Stonehaven flood scheme to go ahead

A £12 million flood defence scheme for Stonehaven has been approved.

The council’s infrastructure services committee has approved in principle for the preferred scheme to be taken forward to the legal order stage.

The scheme includes the use of innovative “floating walls” which can be raised from hidden chambers when the River Carron is threatening to burst its banks and will protect homes and businesses in the lower part of the town against the threat of a one-in-200-year flood event.

This will mean the town’s setting, its views and amenity are preserved, where a permanent wall of the necessary height would be less sensitive to its surroundings.

Several bridges will also be raised and at the Green Bridge, where this is impractical, a new bridge will be built.

Kincardine and Mearns area manager William Munro said: “The scheme has some innovative measures such as walls which will raise as the water level comes up.

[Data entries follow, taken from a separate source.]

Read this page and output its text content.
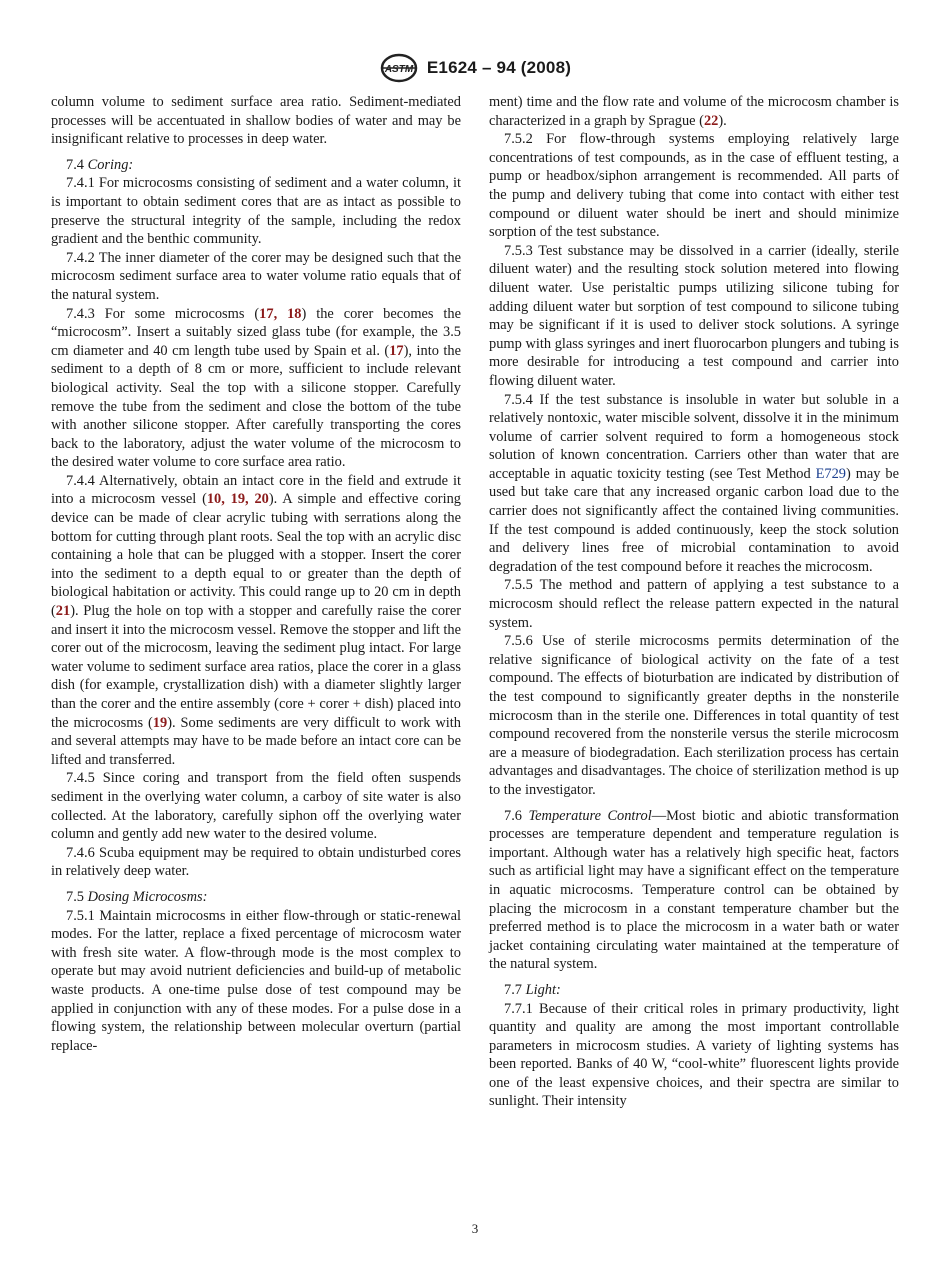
ASTM E1624 – 94 (2008)

column volume to sediment surface area ratio. Sediment-mediated processes will be accentuated in shallow bodies of water and may be insignificant relative to processes in deep water.

7.4 Coring:

7.4.1 For microcosms consisting of sediment and a water column, it is important to obtain sediment cores that are as intact as possible to preserve the structural integrity of the sample, including the redox gradient and the benthic community.

7.4.2 The inner diameter of the corer may be designed such that the microcosm sediment surface area to water volume ratio equals that of the natural system.

7.4.3 For some microcosms (17, 18) the corer becomes the “microcosm”. Insert a suitably sized glass tube (for example, the 3.5 cm diameter and 40 cm length tube used by Spain et al. (17), into the sediment to a depth of 8 cm or more, sufficient to include relevant biological activity. Seal the top with a silicone stopper. Carefully remove the tube from the sediment and close the bottom of the tube with another silicone stopper. After carefully transporting the cores back to the laboratory, adjust the water volume of the microcosm to the desired water volume to core surface area ratio.

7.4.4 Alternatively, obtain an intact core in the field and extrude it into a microcosm vessel (10, 19, 20). A simple and effective coring device can be made of clear acrylic tubing with serrations along the bottom for cutting through plant roots. Seal the top with an acrylic disc containing a hole that can be plugged with a stopper. Insert the corer into the sediment to a depth equal to or greater than the depth of biological habitation or activity. This could range up to 20 cm in depth (21). Plug the hole on top with a stopper and carefully raise the corer and insert it into the microcosm vessel. Remove the stopper and lift the corer out of the microcosm, leaving the sediment plug intact. For large water volume to sediment surface area ratios, place the corer in a glass dish (for example, crystallization dish) with a diameter slightly larger than the corer and the entire assembly (core + corer + dish) placed into the microcosms (19). Some sediments are very difficult to work with and several attempts may have to be made before an intact core can be lifted and transferred.

7.4.5 Since coring and transport from the field often suspends sediment in the overlying water column, a carboy of site water is also collected. At the laboratory, carefully siphon off the overlying water column and gently add new water to the desired volume.

7.4.6 Scuba equipment may be required to obtain undisturbed cores in relatively deep water.

7.5 Dosing Microcosms:

7.5.1 Maintain microcosms in either flow-through or static-renewal modes. For the latter, replace a fixed percentage of microcosm water with fresh site water. A flow-through mode is the most complex to operate but may avoid nutrient deficiencies and build-up of metabolic waste products. A one-time pulse dose of test compound may be applied in conjunction with any of these modes. For a pulse dose in a flowing system, the relationship between molecular overturn (partial replace-

ment) time and the flow rate and volume of the microcosm chamber is characterized in a graph by Sprague (22).

7.5.2 For flow-through systems employing relatively large concentrations of test compounds, as in the case of effluent testing, a pump or headbox/siphon arrangement is recommended. All parts of the pump and delivery tubing that come into contact with either test compound or diluent water should be inert and should minimize sorption of the test substance.

7.5.3 Test substance may be dissolved in a carrier (ideally, sterile diluent water) and the resulting stock solution metered into flowing diluent water. Use peristaltic pumps utilizing silicone tubing for adding diluent water but sorption of test compound to silicone tubing may be significant if it is used to deliver stock solutions. A syringe pump with glass syringes and inert fluorocarbon plungers and tubing is more desirable for introducing a test compound and carrier into flowing diluent water.

7.5.4 If the test substance is insoluble in water but soluble in a relatively nontoxic, water miscible solvent, dissolve it in the minimum volume of carrier solvent required to form a homogeneous stock solution of known concentration. Carriers other than water that are acceptable in aquatic toxicity testing (see Test Method E729) may be used but take care that any increased organic carbon load due to the carrier does not significantly affect the contained living communities. If the test compound is added continuously, keep the stock solution and delivery lines free of microbial contamination to avoid degradation of the test compound before it reaches the microcosm.

7.5.5 The method and pattern of applying a test substance to a microcosm should reflect the release pattern expected in the natural system.

7.5.6 Use of sterile microcosms permits determination of the relative significance of biological activity on the fate of a test compound. The effects of bioturbation are indicated by distribution of the test compound to significantly greater depths in the nonsterile microcosm than in the sterile one. Differences in total quantity of test compound recovered from the nonsterile versus the sterile microcosm are a measure of biodegradation. Each sterilization process has certain advantages and disadvantages. The choice of sterilization method is up to the investigator.

7.6 Temperature Control—Most biotic and abiotic transformation processes are temperature dependent and temperature regulation is important. Although water has a relatively high specific heat, factors such as artificial light may have a significant effect on the temperature in aquatic microcosms. Temperature control can be obtained by placing the microcosm in a constant temperature chamber but the preferred method is to place the microcosm in a water bath or water jacket containing circulating water maintained at the temperature of the natural system.

7.7 Light:

7.7.1 Because of their critical roles in primary productivity, light quantity and quality are among the most important controllable parameters in microcosm studies. A variety of lighting systems has been reported. Banks of 40 W, “cool-white” fluorescent lights provide one of the least expensive choices, and their spectra are similar to sunlight. Their intensity

3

“We feel that this is important as the Carron Water flows through a conservation area where the general environment and amenity is very special and deserves to be protected.”

Some residents were evacuated for the second time in three years when the Carron burst its banks last December, just days after a severe storm.

In the last year there has been extensive work on a flood prevention scheme including hydrological modelling, topographic, structural, environmental and ground investigation surveys.

Mr Munro added: “In addition to the main scheme, the council has bypassed a soakaway at the end of the lade that flows through the town and carries water in flood conditions.

“This should improve the capacity and lessen the risk of water backing up. It has also installed outfalls through a wall in the Old Town so that if water starts to gather some of it, albeit a relatively small proportion, will be able to escape and should there be another flood the flood water would be able to escape more quickly afterwards and this would lessen the damage to property.

“The council is also installing screens at a bridge further up stream which will help to prevent debris being washed down and getting trapped under bridges in the town.

“Work is also going to be done to remove some banking to increase the capacity both in terms of flow and storage during the flood.

“The council has also approved and sought tenders for the Arbuthnott Drain which will help to disperse water which gathers in the low part of the town having flowed down the roads from higher ground.”

Mr Munro said the council has worked closely with the Stonehaven Community Flood Action Group in support of their aims of making sure that there is long term protection, ensuring that there is goodresilience in the town.